Я протянула руку и взяла у него драгоценности. Потом он вынул из кармана рубахи потертую серебристую фляжку и приложился к ней. Я наблюдала за тем, как дергается его кадык. Запивает ее. Я знала миссис Хармон не больше часа, но к этому моменту скучала по ней так, как будто была знакома с ней всю жизнь.

Я подошла к каминной полке и отцепила кольца от цепочки, разложив драгоценности напротив старых фотографий, по которым миссис Хармон вспоминала своего мужа. Элегантный Дуглас Хармон в размытом фокусе посматривал на меня с благосклонностью, которой я не заслуживала.

– Послушай-ка. Пора бы нам представиться друг другу. Я Салливан.

Пожилой мужчина встал и протянул руку. Над бледно-голубыми глазами нависали кустистые седые брови.

– Для краткости Салли.

Не успела я отказаться пожать ему руку, как он посмотрел на свои пальцы – испачканные красным, особенно под ногтями, и сам передумал подавать мне руку. Пройдя на кухню, он помыл руки под краном и оглянулся через плечо.

– Ну, а у тебя-то имя есть, девчушка?

Я никогда раньше не встречала никого, кто бы говорил как он. Наверное, он был родом с юга, откуда-нибудь из сельской местности, вроде Западной Вирджинии.

– Марен, – ответила я.

– Приятное имечко. Никогда раньше не слышал, – сказал Салливан, вытирая руки кухонным полотенцем миссис Хармон.

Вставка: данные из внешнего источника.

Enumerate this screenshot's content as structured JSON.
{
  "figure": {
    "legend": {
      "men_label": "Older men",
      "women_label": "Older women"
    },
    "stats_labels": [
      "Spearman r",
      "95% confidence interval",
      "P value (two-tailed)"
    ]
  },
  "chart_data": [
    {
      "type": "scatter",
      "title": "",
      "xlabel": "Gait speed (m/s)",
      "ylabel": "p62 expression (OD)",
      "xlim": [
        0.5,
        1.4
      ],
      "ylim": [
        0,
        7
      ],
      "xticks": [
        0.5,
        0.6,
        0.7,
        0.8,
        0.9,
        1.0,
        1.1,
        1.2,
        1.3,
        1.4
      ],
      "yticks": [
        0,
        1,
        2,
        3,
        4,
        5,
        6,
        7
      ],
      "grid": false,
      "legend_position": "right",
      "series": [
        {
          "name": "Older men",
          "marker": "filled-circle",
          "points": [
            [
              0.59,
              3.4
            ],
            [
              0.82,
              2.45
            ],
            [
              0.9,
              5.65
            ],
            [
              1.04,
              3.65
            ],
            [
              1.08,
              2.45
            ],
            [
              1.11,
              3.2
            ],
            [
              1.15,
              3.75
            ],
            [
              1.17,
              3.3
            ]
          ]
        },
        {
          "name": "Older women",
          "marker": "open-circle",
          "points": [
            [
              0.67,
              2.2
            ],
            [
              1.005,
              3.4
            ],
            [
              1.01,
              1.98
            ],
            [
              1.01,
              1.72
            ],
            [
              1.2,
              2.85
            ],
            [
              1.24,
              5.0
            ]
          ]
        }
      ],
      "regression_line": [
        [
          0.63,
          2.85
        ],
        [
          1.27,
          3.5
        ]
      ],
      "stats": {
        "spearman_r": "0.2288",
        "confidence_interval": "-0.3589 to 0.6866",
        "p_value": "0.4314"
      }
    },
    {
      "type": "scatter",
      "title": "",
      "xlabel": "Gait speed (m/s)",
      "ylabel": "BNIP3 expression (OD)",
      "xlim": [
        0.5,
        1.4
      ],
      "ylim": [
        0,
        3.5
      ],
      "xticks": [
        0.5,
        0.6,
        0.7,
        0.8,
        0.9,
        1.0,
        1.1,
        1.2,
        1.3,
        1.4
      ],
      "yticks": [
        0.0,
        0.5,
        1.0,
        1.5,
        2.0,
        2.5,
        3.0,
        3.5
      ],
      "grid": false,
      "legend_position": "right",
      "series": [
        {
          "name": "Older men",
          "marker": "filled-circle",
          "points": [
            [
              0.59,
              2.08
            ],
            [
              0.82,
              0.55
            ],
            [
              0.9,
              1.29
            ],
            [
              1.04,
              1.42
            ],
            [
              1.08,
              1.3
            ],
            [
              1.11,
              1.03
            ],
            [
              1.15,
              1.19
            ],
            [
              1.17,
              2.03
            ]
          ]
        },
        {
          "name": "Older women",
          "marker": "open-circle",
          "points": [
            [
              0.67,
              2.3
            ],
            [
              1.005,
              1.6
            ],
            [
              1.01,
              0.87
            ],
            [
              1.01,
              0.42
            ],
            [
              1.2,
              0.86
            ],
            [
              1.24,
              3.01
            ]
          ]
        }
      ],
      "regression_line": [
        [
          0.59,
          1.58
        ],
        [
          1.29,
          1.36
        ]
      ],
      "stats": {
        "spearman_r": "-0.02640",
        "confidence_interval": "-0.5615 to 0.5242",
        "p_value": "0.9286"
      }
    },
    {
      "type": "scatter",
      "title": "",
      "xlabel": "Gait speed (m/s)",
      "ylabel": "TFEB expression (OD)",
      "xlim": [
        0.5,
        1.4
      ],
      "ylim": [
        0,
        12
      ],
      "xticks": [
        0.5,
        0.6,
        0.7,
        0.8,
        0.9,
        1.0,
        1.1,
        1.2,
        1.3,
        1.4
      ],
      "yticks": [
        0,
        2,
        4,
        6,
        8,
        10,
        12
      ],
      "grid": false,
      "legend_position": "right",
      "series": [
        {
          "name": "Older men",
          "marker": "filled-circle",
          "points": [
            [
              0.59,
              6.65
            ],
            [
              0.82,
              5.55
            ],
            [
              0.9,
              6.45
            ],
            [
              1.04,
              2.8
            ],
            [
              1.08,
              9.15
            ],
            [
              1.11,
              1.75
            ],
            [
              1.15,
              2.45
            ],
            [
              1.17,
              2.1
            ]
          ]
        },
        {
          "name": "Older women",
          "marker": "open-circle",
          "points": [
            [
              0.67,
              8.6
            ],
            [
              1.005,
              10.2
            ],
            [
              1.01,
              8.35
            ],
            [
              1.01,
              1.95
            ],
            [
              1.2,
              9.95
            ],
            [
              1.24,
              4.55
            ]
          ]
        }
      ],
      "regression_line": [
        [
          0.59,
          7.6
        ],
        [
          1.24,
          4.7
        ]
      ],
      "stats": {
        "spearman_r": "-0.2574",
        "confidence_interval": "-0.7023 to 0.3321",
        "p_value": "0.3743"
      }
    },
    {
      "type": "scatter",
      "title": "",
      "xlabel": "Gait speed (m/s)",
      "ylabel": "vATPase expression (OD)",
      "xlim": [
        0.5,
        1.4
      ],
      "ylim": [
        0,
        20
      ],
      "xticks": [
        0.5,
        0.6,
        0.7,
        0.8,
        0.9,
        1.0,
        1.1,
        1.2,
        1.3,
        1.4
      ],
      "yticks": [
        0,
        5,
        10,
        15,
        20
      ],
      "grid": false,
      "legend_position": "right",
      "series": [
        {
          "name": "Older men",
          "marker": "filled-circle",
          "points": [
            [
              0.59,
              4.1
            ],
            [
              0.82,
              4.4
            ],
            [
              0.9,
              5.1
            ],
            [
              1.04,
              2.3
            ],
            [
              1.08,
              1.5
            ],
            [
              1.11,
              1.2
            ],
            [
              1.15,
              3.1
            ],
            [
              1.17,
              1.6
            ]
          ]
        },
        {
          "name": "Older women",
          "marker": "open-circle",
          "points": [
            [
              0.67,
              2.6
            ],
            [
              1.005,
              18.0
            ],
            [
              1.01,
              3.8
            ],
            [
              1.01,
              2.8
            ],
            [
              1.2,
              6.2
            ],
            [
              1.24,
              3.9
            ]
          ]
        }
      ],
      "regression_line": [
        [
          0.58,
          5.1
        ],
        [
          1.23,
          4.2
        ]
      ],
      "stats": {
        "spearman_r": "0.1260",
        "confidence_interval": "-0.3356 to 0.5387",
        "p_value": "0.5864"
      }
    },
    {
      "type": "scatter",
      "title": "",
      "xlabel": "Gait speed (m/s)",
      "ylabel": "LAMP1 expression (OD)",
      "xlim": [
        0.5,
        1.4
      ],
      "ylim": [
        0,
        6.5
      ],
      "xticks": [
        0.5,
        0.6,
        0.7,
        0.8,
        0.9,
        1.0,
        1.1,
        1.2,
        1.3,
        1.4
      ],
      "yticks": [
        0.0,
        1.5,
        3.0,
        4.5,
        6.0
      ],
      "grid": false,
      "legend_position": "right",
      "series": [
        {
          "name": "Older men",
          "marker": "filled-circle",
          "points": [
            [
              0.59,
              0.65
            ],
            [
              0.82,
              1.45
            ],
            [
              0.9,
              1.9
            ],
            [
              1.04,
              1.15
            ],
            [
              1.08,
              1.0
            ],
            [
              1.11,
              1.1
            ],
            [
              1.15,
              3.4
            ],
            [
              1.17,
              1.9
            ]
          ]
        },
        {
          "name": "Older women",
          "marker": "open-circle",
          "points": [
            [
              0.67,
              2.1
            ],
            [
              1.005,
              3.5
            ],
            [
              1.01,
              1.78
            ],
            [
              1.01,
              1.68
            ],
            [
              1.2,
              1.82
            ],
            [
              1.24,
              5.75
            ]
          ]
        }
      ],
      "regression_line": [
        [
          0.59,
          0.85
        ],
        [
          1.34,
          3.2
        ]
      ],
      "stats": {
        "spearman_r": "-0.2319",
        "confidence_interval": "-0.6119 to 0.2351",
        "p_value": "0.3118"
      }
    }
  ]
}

Сложно было назвать их чистыми, хотя виски, пожалуй, был поэффективнее ополаскивателя для рта.

– Как вы узнали? – спросила я.

Он приподнял седую бровь.

– Хочешь сказать, как я узнал про тебя?

Я кивнула.

Салли помедлил, словно подбирал слова.

– Просто узнал.

– Вы видели меня… утром, в автобусе… и узнали? Вот так просто?

– Я знал, что это ты, – сказал он.

– Вы сказали: «Все так думают». Как будто есть и другие.

– Как если бы мы кучковались друг с дружкой и все такое? – Салли рассмеялся, выдвинул стул и сел за кухонный стол, за которым несколько часов назад миссис Хармон готовила яйца с беконом. –   А по четвергам играем в покер?

Он снова рассмеялся раскатистым добродушным смехом. Прикрыв глаза, я могла бы вообразить, что это смеется Санта-Клаус, любитель пропустить рюмашку-другую и выкурить сигарету, только этот старик был такой худой, что его ребра видны были даже через рубашку.

– Ты сам по себе. И так будет всегда. Так и должно быть. Усвоила?

Я прислонилась к косяку и скрестила руки.

– Звучит как самоисполняющееся пророчество.

– Мисси, тебе предстоит многому научиться. Ты можешь быть опасной для кучи людей снаружи, но это не значит, что на свете нет никого, кто мог бы сделать с тобой кое-что похуже. Лучше тебе не подходить к таким же, как ты. Если хочешь сохранить голову на плечах.

– А как насчет вас?

– Что насчет меня?

– Вы только что сказали, что я должна держаться подальше от вас.

– А, но я же не такой, как ты, а ты не такая, как я. У тебя, пожалуй, пульс стучит как бешеный, а я был подростком еще в девятнадцатом веке. Так что ничего плохого не произойдет, если мы разделим трапезу, понятно?

При упоминании «трапезы» в животе у меня заурчало, но меня тут же пронзила острая мысль.

– Как вы узнали? Что… кого я… ем?

– А кого еще тебе есть, в твоем-то возрасте? – усмехнулся он, а я невольно улыбнулась.